JS-57.6
Reclaiming ‘Free Markets’ from the Neo-Liberals? Thinking through Capitalist Coalitions in Anti-Globalization Movements
Thursday, 19 July 2018
Location: 718B (MTCC SOUTH BUILDING)
Distributed Paper
Gabriel MENARD, University of Toronto, Canada
As the information revolution unfolds, concerns over access to information technologies are increasingly embroiled in wider concerns over the (anti)democratic implications of global capitalism. In the United States, these concerns are manifested in a social movement seeking to implement Network Neutrality regulations that prevent telecommunications service providers from exploiting their position as network gatekeepers, ostensibly to safeguard the freedom and openness of the Internet to democratic participation and endogenous, user-driven development. This movement draws on themes and tactics common to the broader anti-globalization movement, including opposition to the concentration of power among multi-national corporations, resistance to deregulatory pressures, promotion of economic self-determination, and the mass mobilization of supporters through the Internet.

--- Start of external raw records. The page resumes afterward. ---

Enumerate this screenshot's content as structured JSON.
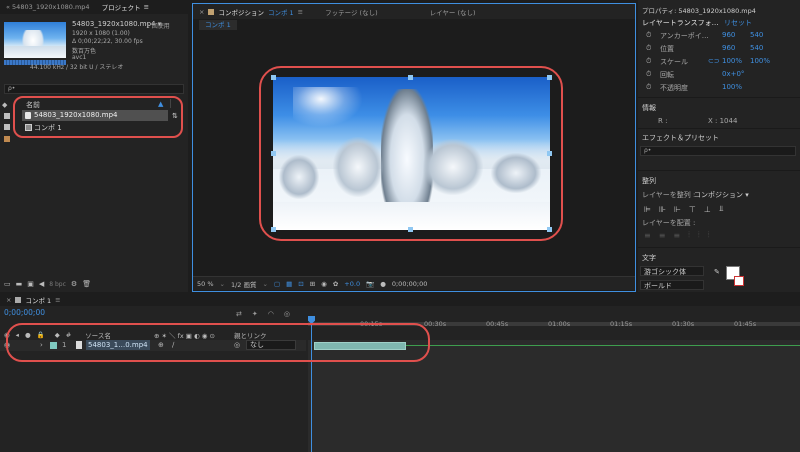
{
  "project_panel": {
    "tab_prev": "« 54803_1920x1080.mp4",
    "tab_active": "プロジェクト",
    "file_name": "54803_1920x1080.mp4 ▾",
    "use_count": "1 回使用",
    "resolution": "1920 x 1080 (1.00)",
    "duration": "Δ 0;00;22;22, 30.00 fps",
    "colors": "数百万色",
    "codec": "avc1",
    "audio": "44.100 kHz / 32 bit U / ステレオ",
    "search_placeholder": "",
    "col_name": "名前",
    "items": [
      {
        "label": "54803_1920x1080.mp4",
        "selected": true
      },
      {
        "label": "コンポ 1",
        "selected": false
      }
    ],
    "bpc": "8 bpc"
  },
  "comp_panel": {
    "tab_label": "コンポジション",
    "tab_comp": "コンポ 1",
    "tab_footage": "フッテージ (なし)",
    "tab_layer": "レイヤー (なし)",
    "sub_tab": "コンポ 1",
    "zoom": "50 %",
    "quality": "1/2 画質",
    "exposure": "+0.0",
    "timecode": "0;00;00;00"
  },
  "properties": {
    "title": "プロパティ: 54803_1920x1080.mp4",
    "section": "レイヤートランスフォ…",
    "reset": "リセット",
    "rows": [
      {
        "label": "アンカーポイ…",
        "v1": "960",
        "v2": "540"
      },
      {
        "label": "位置",
        "v1": "960",
        "v2": "540"
      },
      {
        "label": "スケール",
        "v1": "100%",
        "v2": "100%"
      },
      {
        "label": "回転",
        "v1": "0x+0°",
        "v2": ""
      },
      {
        "label": "不透明度",
        "v1": "100%",
        "v2": ""
      }
    ]
  },
  "info": {
    "title": "情報",
    "r": "R :",
    "x": "X : 1044"
  },
  "effects": {
    "title": "エフェクト＆プリセット",
    "search_placeholder": "ρ•"
  },
  "align": {
    "title": "整列",
    "align_to_label": "レイヤーを整列 :",
    "align_to_value": "コンポジション ▾",
    "distribute_label": "レイヤーを配置 :"
  },
  "text_panel": {
    "title": "文字",
    "font": "游ゴシック体",
    "style": "ボールド"
  },
  "timeline": {
    "tab": "コンポ 1",
    "timecode": "0;00;00;00",
    "col_num": "#",
    "col_source": "ソース名",
    "col_switches": "⊕ ✶ ＼ fx ▣ ◐ ◉ ⊙",
    "col_parent": "親とリンク",
    "layer_num": "1",
    "layer_name": "54803_1…0.mp4",
    "parent_value": "なし",
    "ruler": [
      "00:15s",
      "00:30s",
      "00:45s",
      "01:00s",
      "01:15s",
      "01:30s",
      "01:45s"
    ]
  },
  "colors": {
    "accent": "#3f8fe0",
    "highlight_ring": "#e0504d",
    "clip_bar": "#7fb7b0"
  }
}
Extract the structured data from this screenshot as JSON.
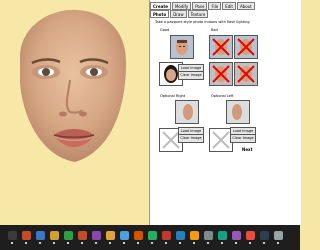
{
  "viewer": {
    "background_color": "#f8e8a7"
  },
  "panel": {
    "tabs": [
      "Create",
      "Modify",
      "Pose",
      "File",
      "Edit",
      "About"
    ],
    "subtabs": [
      "Photo",
      "Draw",
      "Texture"
    ],
    "instruction": "Take a passport-style photo indoors with flash lighting",
    "sections": {
      "good": "Good",
      "bad": "Bad",
      "optional_right": "Optional Right",
      "optional_left": "Optional Left"
    },
    "buttons": {
      "load_image": "Load Image",
      "clear_image": "Clear Image"
    },
    "done": "Next"
  },
  "taskbar": {
    "icons": [
      {
        "name": "start-icon",
        "color": "#3a3a3a"
      },
      {
        "name": "app-icon-1",
        "color": "#c44b2a"
      },
      {
        "name": "app-icon-2",
        "color": "#3a78c2"
      },
      {
        "name": "app-icon-3",
        "color": "#d0a030"
      },
      {
        "name": "app-icon-4",
        "color": "#2f9e44"
      },
      {
        "name": "app-icon-5",
        "color": "#c44b2a"
      },
      {
        "name": "app-icon-6",
        "color": "#8e44ad"
      },
      {
        "name": "app-icon-7",
        "color": "#e2a43a"
      },
      {
        "name": "app-icon-8",
        "color": "#4aa3df"
      },
      {
        "name": "app-icon-9",
        "color": "#d35400"
      },
      {
        "name": "app-icon-10",
        "color": "#27ae60"
      },
      {
        "name": "app-icon-11",
        "color": "#c0392b"
      },
      {
        "name": "app-icon-12",
        "color": "#2980b9"
      },
      {
        "name": "app-icon-13",
        "color": "#f39c12"
      },
      {
        "name": "app-icon-14",
        "color": "#7f8c8d"
      },
      {
        "name": "app-icon-15",
        "color": "#16a085"
      },
      {
        "name": "app-icon-16",
        "color": "#9b59b6"
      },
      {
        "name": "app-icon-17",
        "color": "#e74c3c"
      },
      {
        "name": "app-icon-18",
        "color": "#2c3e50"
      },
      {
        "name": "app-icon-19",
        "color": "#95a5a6"
      }
    ]
  }
}
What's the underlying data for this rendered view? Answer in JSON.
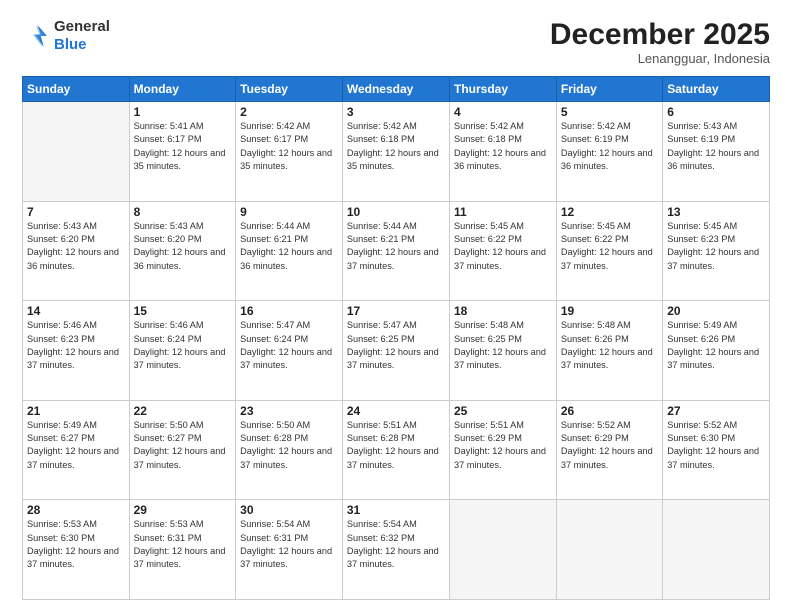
{
  "logo": {
    "general": "General",
    "blue": "Blue"
  },
  "header": {
    "month": "December 2025",
    "location": "Lenangguar, Indonesia"
  },
  "days_of_week": [
    "Sunday",
    "Monday",
    "Tuesday",
    "Wednesday",
    "Thursday",
    "Friday",
    "Saturday"
  ],
  "weeks": [
    [
      {
        "day": null
      },
      {
        "day": 1,
        "sunrise": "5:41 AM",
        "sunset": "6:17 PM",
        "daylight": "12 hours and 35 minutes."
      },
      {
        "day": 2,
        "sunrise": "5:42 AM",
        "sunset": "6:17 PM",
        "daylight": "12 hours and 35 minutes."
      },
      {
        "day": 3,
        "sunrise": "5:42 AM",
        "sunset": "6:18 PM",
        "daylight": "12 hours and 35 minutes."
      },
      {
        "day": 4,
        "sunrise": "5:42 AM",
        "sunset": "6:18 PM",
        "daylight": "12 hours and 36 minutes."
      },
      {
        "day": 5,
        "sunrise": "5:42 AM",
        "sunset": "6:19 PM",
        "daylight": "12 hours and 36 minutes."
      },
      {
        "day": 6,
        "sunrise": "5:43 AM",
        "sunset": "6:19 PM",
        "daylight": "12 hours and 36 minutes."
      }
    ],
    [
      {
        "day": 7,
        "sunrise": "5:43 AM",
        "sunset": "6:20 PM",
        "daylight": "12 hours and 36 minutes."
      },
      {
        "day": 8,
        "sunrise": "5:43 AM",
        "sunset": "6:20 PM",
        "daylight": "12 hours and 36 minutes."
      },
      {
        "day": 9,
        "sunrise": "5:44 AM",
        "sunset": "6:21 PM",
        "daylight": "12 hours and 36 minutes."
      },
      {
        "day": 10,
        "sunrise": "5:44 AM",
        "sunset": "6:21 PM",
        "daylight": "12 hours and 37 minutes."
      },
      {
        "day": 11,
        "sunrise": "5:45 AM",
        "sunset": "6:22 PM",
        "daylight": "12 hours and 37 minutes."
      },
      {
        "day": 12,
        "sunrise": "5:45 AM",
        "sunset": "6:22 PM",
        "daylight": "12 hours and 37 minutes."
      },
      {
        "day": 13,
        "sunrise": "5:45 AM",
        "sunset": "6:23 PM",
        "daylight": "12 hours and 37 minutes."
      }
    ],
    [
      {
        "day": 14,
        "sunrise": "5:46 AM",
        "sunset": "6:23 PM",
        "daylight": "12 hours and 37 minutes."
      },
      {
        "day": 15,
        "sunrise": "5:46 AM",
        "sunset": "6:24 PM",
        "daylight": "12 hours and 37 minutes."
      },
      {
        "day": 16,
        "sunrise": "5:47 AM",
        "sunset": "6:24 PM",
        "daylight": "12 hours and 37 minutes."
      },
      {
        "day": 17,
        "sunrise": "5:47 AM",
        "sunset": "6:25 PM",
        "daylight": "12 hours and 37 minutes."
      },
      {
        "day": 18,
        "sunrise": "5:48 AM",
        "sunset": "6:25 PM",
        "daylight": "12 hours and 37 minutes."
      },
      {
        "day": 19,
        "sunrise": "5:48 AM",
        "sunset": "6:26 PM",
        "daylight": "12 hours and 37 minutes."
      },
      {
        "day": 20,
        "sunrise": "5:49 AM",
        "sunset": "6:26 PM",
        "daylight": "12 hours and 37 minutes."
      }
    ],
    [
      {
        "day": 21,
        "sunrise": "5:49 AM",
        "sunset": "6:27 PM",
        "daylight": "12 hours and 37 minutes."
      },
      {
        "day": 22,
        "sunrise": "5:50 AM",
        "sunset": "6:27 PM",
        "daylight": "12 hours and 37 minutes."
      },
      {
        "day": 23,
        "sunrise": "5:50 AM",
        "sunset": "6:28 PM",
        "daylight": "12 hours and 37 minutes."
      },
      {
        "day": 24,
        "sunrise": "5:51 AM",
        "sunset": "6:28 PM",
        "daylight": "12 hours and 37 minutes."
      },
      {
        "day": 25,
        "sunrise": "5:51 AM",
        "sunset": "6:29 PM",
        "daylight": "12 hours and 37 minutes."
      },
      {
        "day": 26,
        "sunrise": "5:52 AM",
        "sunset": "6:29 PM",
        "daylight": "12 hours and 37 minutes."
      },
      {
        "day": 27,
        "sunrise": "5:52 AM",
        "sunset": "6:30 PM",
        "daylight": "12 hours and 37 minutes."
      }
    ],
    [
      {
        "day": 28,
        "sunrise": "5:53 AM",
        "sunset": "6:30 PM",
        "daylight": "12 hours and 37 minutes."
      },
      {
        "day": 29,
        "sunrise": "5:53 AM",
        "sunset": "6:31 PM",
        "daylight": "12 hours and 37 minutes."
      },
      {
        "day": 30,
        "sunrise": "5:54 AM",
        "sunset": "6:31 PM",
        "daylight": "12 hours and 37 minutes."
      },
      {
        "day": 31,
        "sunrise": "5:54 AM",
        "sunset": "6:32 PM",
        "daylight": "12 hours and 37 minutes."
      },
      {
        "day": null
      },
      {
        "day": null
      },
      {
        "day": null
      }
    ]
  ],
  "labels": {
    "sunrise": "Sunrise:",
    "sunset": "Sunset:",
    "daylight": "Daylight:"
  }
}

Unlike other such movements, however, Network Neutrality movement organizers have sought change on explicitly pro-capitalist terms, by casting demands as the legitimate expression of free market principles – based on meaningful competition – in opposition to the (neo-liberal) position of free markets as
laissez-faire deregulation.
Drawing on a wide corpus of movement materials, including legislative committee testimony, SMO documents, and interviews, I argue this case raises questions about the utility of conceptualizing resistance to global capitalism as struggles against particular expressions of capitalism – and perhaps as struggles to enact particular visions of alternative capitalist possibilities – rather than as struggles against globalization or capitalism per se. This conceptualization poses a dilemma: on one hand, coalition-building with entrepreneurial capitalists aligned with the movement’s vision of Internet openness has been key to the movement’s success; on the other hand, there may be far-reaching consequences to further entrenching market mechanisms as the primary organizing principle of access to information technologies.